Cette réflexion de Jean Monnet, père fondateur de l’Europe, était-elle encore exagérément optimiste, comme le suggérait récemment Jacques Delors au Telegraph? L’Union européenne et ses Etats membres sont aujourd’hui à la croisée des chemins. Les choix des semaines à venir décideront probablement de l’avenir du projet européen.

Les dirigeants nationaux, mais aussi les citoyens, doivent en prendre la mesure. Car en la matière, il est à craindre que le train de l’histoire n’attendra pas…

Les événements de ces derniers mois permettent de douter sérieusement de la capacité des dirigeants nationaux, soucieux de leur réélection, à comprendre ce qui est en jeu.

Jamais le destin de l’Europe et sa place dans l’économie mondiale n’auront été autant liés à la vision –ou l’absence de vision– de ses responsables politiques, au premier rang desquels «Merkozy».

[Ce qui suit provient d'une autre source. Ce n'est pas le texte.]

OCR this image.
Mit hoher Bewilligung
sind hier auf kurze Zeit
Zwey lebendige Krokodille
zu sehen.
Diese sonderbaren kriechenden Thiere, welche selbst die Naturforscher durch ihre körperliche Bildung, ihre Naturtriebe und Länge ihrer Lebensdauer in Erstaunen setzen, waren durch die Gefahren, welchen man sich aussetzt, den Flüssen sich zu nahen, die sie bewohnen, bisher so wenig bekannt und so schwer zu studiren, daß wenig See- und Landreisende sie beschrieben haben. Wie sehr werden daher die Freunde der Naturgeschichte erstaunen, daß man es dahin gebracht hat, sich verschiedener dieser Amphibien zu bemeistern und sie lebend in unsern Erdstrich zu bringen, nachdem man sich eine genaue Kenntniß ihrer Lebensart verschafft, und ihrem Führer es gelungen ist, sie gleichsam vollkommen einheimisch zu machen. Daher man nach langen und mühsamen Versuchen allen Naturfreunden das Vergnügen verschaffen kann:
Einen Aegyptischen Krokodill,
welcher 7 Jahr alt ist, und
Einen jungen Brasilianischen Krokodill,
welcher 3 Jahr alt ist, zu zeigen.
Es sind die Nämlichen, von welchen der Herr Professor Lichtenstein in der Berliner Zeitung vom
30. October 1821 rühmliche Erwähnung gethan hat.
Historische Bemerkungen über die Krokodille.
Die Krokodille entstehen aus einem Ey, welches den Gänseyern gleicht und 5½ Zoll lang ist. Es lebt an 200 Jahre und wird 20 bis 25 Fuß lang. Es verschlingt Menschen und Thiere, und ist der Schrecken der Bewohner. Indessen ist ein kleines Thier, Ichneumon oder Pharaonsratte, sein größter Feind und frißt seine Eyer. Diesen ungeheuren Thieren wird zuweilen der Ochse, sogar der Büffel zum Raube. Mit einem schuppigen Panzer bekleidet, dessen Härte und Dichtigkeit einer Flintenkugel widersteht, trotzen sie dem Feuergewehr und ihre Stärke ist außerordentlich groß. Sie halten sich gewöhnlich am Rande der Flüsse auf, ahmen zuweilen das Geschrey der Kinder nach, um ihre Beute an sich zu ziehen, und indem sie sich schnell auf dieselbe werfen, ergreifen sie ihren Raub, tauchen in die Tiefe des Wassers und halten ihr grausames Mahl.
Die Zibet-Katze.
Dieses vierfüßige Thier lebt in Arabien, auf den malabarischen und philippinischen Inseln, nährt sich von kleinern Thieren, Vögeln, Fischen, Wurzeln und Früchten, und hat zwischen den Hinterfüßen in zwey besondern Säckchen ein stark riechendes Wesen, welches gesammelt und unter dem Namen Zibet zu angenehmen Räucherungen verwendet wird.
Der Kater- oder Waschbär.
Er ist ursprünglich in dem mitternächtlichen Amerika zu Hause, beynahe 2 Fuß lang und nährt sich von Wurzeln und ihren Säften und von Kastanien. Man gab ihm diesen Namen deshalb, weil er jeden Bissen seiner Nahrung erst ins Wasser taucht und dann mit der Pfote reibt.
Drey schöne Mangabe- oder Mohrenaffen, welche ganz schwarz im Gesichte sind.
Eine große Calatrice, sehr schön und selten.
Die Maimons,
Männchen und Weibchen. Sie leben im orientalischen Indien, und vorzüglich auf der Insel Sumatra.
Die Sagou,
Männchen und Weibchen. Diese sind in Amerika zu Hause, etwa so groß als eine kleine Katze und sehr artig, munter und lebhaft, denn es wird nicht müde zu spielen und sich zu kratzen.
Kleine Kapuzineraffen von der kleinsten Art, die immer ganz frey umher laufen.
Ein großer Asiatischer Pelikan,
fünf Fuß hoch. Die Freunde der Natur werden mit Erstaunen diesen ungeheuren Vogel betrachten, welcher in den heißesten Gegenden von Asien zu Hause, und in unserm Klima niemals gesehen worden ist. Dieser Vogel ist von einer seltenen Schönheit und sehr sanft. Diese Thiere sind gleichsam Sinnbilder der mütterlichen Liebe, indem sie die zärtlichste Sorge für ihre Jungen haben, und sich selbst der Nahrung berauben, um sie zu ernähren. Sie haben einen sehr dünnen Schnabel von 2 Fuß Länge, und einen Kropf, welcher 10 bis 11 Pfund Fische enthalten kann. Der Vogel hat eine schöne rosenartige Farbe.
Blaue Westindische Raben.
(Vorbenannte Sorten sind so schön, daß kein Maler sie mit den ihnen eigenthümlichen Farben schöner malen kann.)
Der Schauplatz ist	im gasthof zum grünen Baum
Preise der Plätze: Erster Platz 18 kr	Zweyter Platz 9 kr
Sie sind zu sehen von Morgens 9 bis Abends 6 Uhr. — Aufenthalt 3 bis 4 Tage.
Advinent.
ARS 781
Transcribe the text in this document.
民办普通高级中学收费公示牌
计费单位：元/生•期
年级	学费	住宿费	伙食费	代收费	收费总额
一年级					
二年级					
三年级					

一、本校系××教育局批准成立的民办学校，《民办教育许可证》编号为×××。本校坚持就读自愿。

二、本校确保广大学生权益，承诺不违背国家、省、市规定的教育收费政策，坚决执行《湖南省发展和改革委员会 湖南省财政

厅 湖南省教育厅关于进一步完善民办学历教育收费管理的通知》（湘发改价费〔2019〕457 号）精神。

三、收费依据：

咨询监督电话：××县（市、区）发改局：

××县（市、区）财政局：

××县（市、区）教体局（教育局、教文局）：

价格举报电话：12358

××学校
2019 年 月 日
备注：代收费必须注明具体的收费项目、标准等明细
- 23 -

Si cette crise de la dette publique a des causes et des conséquences économiques, il s’agit avant tout d’une crise du politique, une crise du leadership en Europe.

Des politiques incapables de s'entendre et de décider

Ce que sanctionnent les marchés –qui portent certes une lourde responsabilité dans la propagation de cette crise, mais qui volontairement ou non, se révèlent être une force inattendue d’intégration (ou, selon l’issue de cette crise, de désintégration?)– c’est avant tout l’incapacité des politiques à s’entendre et à décider.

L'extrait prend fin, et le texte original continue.